Melatonin – Misused & Misunderstood

This article was written by Lindsea Willon, MS, NTP

We recently talked about the relationship of sleep to cortisol. So now, let’s discuss the “sleep hormone” melatonin, which is especially a hot topic amongst night owls, shift workers and jet setters because of its reputation for promoting sleep. In fact, most people have only heard of melatonin in relation to sleep but actually the changing levels of melatonin in the body help regulate functions related to light and dark cycles like metabolism, immunity and reproduction. Therefore, we want to clear up the misconceptions, as well as explain its powerful role.
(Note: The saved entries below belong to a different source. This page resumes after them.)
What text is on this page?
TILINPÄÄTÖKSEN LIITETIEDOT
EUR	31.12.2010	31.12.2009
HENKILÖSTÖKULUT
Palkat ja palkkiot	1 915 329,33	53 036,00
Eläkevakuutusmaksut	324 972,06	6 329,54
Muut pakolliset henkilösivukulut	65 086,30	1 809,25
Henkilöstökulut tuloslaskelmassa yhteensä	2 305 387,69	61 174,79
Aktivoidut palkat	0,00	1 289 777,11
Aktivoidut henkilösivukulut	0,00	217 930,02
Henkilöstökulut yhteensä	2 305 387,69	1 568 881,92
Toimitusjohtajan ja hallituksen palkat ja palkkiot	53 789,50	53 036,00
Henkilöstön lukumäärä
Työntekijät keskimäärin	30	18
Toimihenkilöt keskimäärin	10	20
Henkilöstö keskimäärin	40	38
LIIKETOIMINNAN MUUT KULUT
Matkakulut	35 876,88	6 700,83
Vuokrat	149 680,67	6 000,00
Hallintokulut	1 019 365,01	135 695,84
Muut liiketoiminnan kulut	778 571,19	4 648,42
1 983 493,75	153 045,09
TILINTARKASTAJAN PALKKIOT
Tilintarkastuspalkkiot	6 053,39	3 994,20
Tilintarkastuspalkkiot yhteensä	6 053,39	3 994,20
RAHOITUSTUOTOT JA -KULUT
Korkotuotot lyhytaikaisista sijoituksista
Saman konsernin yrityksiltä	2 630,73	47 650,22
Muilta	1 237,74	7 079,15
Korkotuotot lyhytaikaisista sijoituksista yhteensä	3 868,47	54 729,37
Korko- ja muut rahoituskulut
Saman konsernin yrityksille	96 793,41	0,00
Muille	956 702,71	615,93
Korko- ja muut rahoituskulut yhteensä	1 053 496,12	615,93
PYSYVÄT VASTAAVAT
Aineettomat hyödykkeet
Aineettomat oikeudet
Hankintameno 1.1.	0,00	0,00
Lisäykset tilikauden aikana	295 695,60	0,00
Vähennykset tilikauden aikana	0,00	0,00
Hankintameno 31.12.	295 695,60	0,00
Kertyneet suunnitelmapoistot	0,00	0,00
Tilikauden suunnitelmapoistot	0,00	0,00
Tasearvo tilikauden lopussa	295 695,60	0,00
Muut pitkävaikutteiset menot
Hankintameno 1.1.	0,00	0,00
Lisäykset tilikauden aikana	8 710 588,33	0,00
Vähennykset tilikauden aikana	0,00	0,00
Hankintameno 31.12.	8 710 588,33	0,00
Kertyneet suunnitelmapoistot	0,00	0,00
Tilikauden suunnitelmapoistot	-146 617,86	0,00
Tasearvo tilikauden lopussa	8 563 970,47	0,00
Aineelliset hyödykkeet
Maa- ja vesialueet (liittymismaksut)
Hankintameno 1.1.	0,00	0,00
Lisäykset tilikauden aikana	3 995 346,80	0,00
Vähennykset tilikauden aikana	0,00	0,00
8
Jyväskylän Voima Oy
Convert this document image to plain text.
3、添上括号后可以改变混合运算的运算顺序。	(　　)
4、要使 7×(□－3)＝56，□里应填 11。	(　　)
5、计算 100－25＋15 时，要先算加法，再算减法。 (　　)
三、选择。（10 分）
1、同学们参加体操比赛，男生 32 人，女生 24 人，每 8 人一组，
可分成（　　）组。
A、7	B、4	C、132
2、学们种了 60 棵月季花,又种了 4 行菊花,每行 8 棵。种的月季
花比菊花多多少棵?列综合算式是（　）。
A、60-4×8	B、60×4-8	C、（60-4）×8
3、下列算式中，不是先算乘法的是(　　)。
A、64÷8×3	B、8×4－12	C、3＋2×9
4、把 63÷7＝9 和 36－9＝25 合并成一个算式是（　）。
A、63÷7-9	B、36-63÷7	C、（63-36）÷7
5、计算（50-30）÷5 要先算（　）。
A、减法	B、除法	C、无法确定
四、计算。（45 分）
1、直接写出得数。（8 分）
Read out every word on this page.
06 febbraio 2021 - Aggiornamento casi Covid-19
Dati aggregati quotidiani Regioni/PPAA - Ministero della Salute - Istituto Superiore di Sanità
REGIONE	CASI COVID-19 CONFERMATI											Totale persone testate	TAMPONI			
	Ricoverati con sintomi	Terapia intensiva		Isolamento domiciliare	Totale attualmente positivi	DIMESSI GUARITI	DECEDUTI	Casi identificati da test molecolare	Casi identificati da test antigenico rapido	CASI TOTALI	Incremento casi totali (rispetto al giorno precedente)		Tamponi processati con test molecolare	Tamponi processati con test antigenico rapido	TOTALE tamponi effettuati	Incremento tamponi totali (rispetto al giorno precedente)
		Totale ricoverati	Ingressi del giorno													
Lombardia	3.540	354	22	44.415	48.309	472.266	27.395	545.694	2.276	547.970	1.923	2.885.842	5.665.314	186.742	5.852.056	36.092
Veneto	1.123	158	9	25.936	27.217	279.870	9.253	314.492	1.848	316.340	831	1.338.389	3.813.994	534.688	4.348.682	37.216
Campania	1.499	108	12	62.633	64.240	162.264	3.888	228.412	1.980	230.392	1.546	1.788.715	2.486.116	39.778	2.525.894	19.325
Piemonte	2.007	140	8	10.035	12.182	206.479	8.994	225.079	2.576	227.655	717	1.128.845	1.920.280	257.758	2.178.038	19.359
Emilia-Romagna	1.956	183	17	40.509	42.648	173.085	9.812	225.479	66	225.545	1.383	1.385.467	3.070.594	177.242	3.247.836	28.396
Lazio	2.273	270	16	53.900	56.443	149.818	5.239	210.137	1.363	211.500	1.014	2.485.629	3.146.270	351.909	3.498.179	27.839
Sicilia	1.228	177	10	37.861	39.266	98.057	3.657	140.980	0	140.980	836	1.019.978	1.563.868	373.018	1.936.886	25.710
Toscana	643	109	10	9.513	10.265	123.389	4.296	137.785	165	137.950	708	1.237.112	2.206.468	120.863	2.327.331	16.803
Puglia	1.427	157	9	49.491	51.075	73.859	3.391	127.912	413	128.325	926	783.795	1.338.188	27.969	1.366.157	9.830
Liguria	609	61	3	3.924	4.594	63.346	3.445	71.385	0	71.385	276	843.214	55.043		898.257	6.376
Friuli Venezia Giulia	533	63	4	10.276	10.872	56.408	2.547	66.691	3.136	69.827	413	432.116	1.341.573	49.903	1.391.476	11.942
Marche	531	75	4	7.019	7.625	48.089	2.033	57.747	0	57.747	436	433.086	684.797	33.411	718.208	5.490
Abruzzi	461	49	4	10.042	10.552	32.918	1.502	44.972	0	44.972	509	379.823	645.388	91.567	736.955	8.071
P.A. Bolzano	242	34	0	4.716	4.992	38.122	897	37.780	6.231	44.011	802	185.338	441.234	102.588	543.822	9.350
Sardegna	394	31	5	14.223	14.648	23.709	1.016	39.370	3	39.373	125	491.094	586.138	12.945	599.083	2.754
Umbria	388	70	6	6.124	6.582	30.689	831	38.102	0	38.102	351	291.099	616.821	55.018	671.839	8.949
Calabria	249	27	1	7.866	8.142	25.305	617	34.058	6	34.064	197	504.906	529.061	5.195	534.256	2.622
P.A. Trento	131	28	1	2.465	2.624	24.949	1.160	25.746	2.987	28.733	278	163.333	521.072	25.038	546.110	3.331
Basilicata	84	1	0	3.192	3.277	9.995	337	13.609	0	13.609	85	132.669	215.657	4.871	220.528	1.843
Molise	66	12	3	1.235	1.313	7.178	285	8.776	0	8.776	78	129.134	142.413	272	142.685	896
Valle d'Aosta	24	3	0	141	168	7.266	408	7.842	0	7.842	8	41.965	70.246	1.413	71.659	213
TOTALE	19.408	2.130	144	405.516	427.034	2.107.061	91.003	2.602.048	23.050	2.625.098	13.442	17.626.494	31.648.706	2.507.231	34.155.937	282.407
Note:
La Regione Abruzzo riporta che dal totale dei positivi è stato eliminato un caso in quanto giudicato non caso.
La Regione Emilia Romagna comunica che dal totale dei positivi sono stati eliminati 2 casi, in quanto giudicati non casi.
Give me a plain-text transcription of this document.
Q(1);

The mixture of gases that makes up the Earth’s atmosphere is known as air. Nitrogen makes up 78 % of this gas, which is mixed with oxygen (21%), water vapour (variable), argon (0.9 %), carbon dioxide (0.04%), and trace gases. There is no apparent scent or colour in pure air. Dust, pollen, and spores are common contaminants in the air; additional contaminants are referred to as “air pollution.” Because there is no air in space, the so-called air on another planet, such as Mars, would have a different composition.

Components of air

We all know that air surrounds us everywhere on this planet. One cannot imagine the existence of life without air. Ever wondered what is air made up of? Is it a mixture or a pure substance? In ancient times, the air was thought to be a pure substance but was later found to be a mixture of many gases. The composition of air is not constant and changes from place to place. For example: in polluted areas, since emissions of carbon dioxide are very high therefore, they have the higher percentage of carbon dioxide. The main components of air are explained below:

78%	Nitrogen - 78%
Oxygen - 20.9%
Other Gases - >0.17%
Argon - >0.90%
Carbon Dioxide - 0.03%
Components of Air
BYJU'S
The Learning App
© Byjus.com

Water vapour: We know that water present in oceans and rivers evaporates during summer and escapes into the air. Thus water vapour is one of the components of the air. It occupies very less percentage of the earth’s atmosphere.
First, melatonin is produced by the brain during sleep. It does NOT cause sleep and is only secreted when there is darkness. In fact, levels of this hormone peak in the middle of the night and decrease rapidly when a person is exposed to light.

For our ancestors, this process began when the sun went down. The sun would set, melatonin was secreted and they went to sleep, and actually, daylight was the only thing that would depress melatonin secretion. As a result, and because its production preceded sleep, it makes sense why someone today would have the misconception that it is necessary to take melatonin before bed. But the truth is that melatonin cannot be produced in the presence of light, even artificial light.

In today’s society, darkness has nothing to do with the sun. When the sun sets, we turn on the lights, watch television, take our phones and computers to bed and then go to sleep. Closing our eyes is really the first time our brain registers full darkness because the artificial light that is used is just as effective at suppressing melatonin as the sun. In fact, the most egregious artificial light and melatonin suppressor is blue light, which comes from electronic screens. Therefore, modern day melatonin production actually follows sleep. It does not cause it!

So, how does the importance of melatonin affect you?

With the younger generation staying up later and having phones and electronics at earlier ages, this artificial and blue light is causing early sexual development. Even though this is also blamed on synthetic hormones in our food supply, it is important to take note of the prolonged period of suppressed melatonin that naturally precedes puberty. It is critical to not mimic this phenomenon by artificially and repetitively lowering melatonin on our kids with the over-exposure to indoor light. Therefore, implementing a limited screen time and an early bedtime for children is crucial for a healthy puberty.

Melatonin also affects adult sexual function by suppressing sex hormone production. Remember, melatonin production occurs when a person closes their eyes, but it also helps to ensure that it’s time for sleep, nothing else. When we also look at our seasonal breeder biology, melatonin is lowest in the summer when nights are short. This helps to assure that sexual function is at its peak nine months before spring, which is historically the most advantageous time to have a baby. And while natural melatonin in the proper rhythm is beneficial, supplementation can be detrimental to sexual function. So, considering melatonin is recommended 30 minutes before bedtime, it might as well be the anti-“little blue pill.”

After understanding some of the misconceptions and learning about some of the detrimental effects, we are sure that melatonin supplements are much lower on your “to try” list. However, if it is still on your sleepless mind or nightstand, remember that melatonin does not cause sleep and no amount of supplemental melatonin will counteract the brightness of artificial and blue light. In fact, while melatonin is a beneficial hormone crucial for regulating multiple systems in our body, the resulting supplementation will do more harm than good.

So, for those who still struggle with sleep, stayed tuned for next month’s post, the last in our Sleep Series. We will focus on safe and natural alternatives to this misunderstood “sleep hormone” and give recommendations on what to do to support healthy sleep. For now, go to bed early, turn off the lights, put away the computers and cell phones, don’t reach for the melatonin supplement and make sure your kids do the same.